Sporadischer Kontakt besteht. Es gibt einige Dozenten, die ich manchmal zu einem Feedbackgespräch kontaktiere. Zusammenarbeit in dem Sinne besteht nicht, aber es haben sich schon einige Ausstellungs- und Auftrittsmöglichkeiten ergeben, die mir über Lehrbeauftragte der Universität vermittelt wurden.
Wie ist dein Bezug zu Brasilien?
Eigentlich wollte ich ein Auslandssemester in Lissabon machen. Es hat sich aber ergeben, dass ich zu einem Festival nach São Paulo eingeladen wurde. Ein alter Bekannter aus Graz, der schon seit Längerem in São Paulo lebt, war ein zusätzlicher Anknüpfungspunkt. Für mich war danach sehr schnell klar, dass ich dort längere Zeit verbringen möchte. Da es keine Verbindung zwischen den Universitäten in Wien und São Paulo gab, habe ich mir den Kontakt selbst herstellen müssen, und das hat geklappt. Aus einem Semester wurden dann gleich zwei. Und weil mir Brasilien so gut gefällt, habe ich - nach meinem Universitätsabschluss in Wien - noch zwei Monate im Rahmen eines Artist-in-Residence-Programms in Belo Horizonte verbracht.
Gibt es Philosophen, Ingenieure oder Industriesoziologen, die dich inspirierten früher? Jetzt?
Ich glaube, ich bin nicht besonders theorieversiert. Natürlich besteht auch immer ein Teil meiner Arbeiten aus dem dahinterstehenden Konzept, aber ich versuche meine Arbeiten stets so anzulegen, dass sie auch ohne Konzept auskommen könnten, dass sie eine gewisse Einfachheit oder Leichtigkeit aufweisen, die bei genauerer Auseinandersetzung aber auch in die Tiefe gehen.
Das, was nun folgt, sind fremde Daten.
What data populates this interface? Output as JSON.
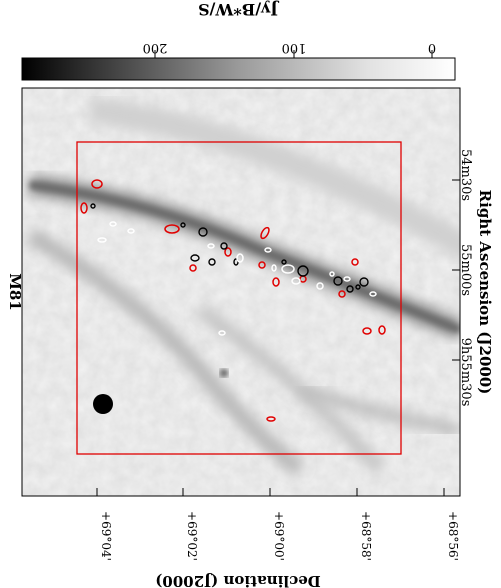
{
  "colorbar": {
    "unit_label": "Jy/B*W/S",
    "ticks": [
      "200",
      "100",
      "0"
    ]
  },
  "figure": {
    "target_label": "M81",
    "ra_axis_label": "Right Ascension (J2000)",
    "dec_axis_label": "Declination (J2000)",
    "ra_ticks": [
      "9h55m30s",
      "55m00s",
      "54m30s"
    ],
    "dec_ticks": [
      "+69°04'",
      "+69°02'",
      "+69°00'",
      "+68°58'",
      "+68°56'"
    ]
  },
  "colors": {
    "overlay_box": "#e00000",
    "contour_red": "#e00000",
    "contour_black": "#000000",
    "contour_white": "#ffffff"
  }
}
Zuletzt ist mir ein Buch über Alvin Lucier untergekommen, das hat mich sehr beeindruckt, weil ich da Parallelen zu meiner Zugangsweise zur künstlerischen Arbeit mit Klang erkennen konnte.
Leben in Wien oder Leben in der Metropole?
Ich mag Wien inzwischen ganz gern. Als ich vor ca. 13 Jahren nach Wien gezogen bin, mochte ich diese Stadt nicht so sehr. Berufliche Möglichkeiten haben mich hierhergebracht. Jetzt ist Wien eine Art Heimat geworden. Ich kenne die Stadt und viele Menschen, die in ihr leben, das verbindet natürlich. Auch das kulturelle Angebot kann sich sehen lassen.
Auf Österreich bezogen ist Wien auf jeden Fall eine Metropole. Auf ganz Europa bezogen schon weniger. Als ich das erste Mal nach São Paulo kam, wurde meine Vorstellung, die ich von einer Großstadt hatte, das erste Mal bestätigt. Das war ein überwältigendes Erlebnis für mich.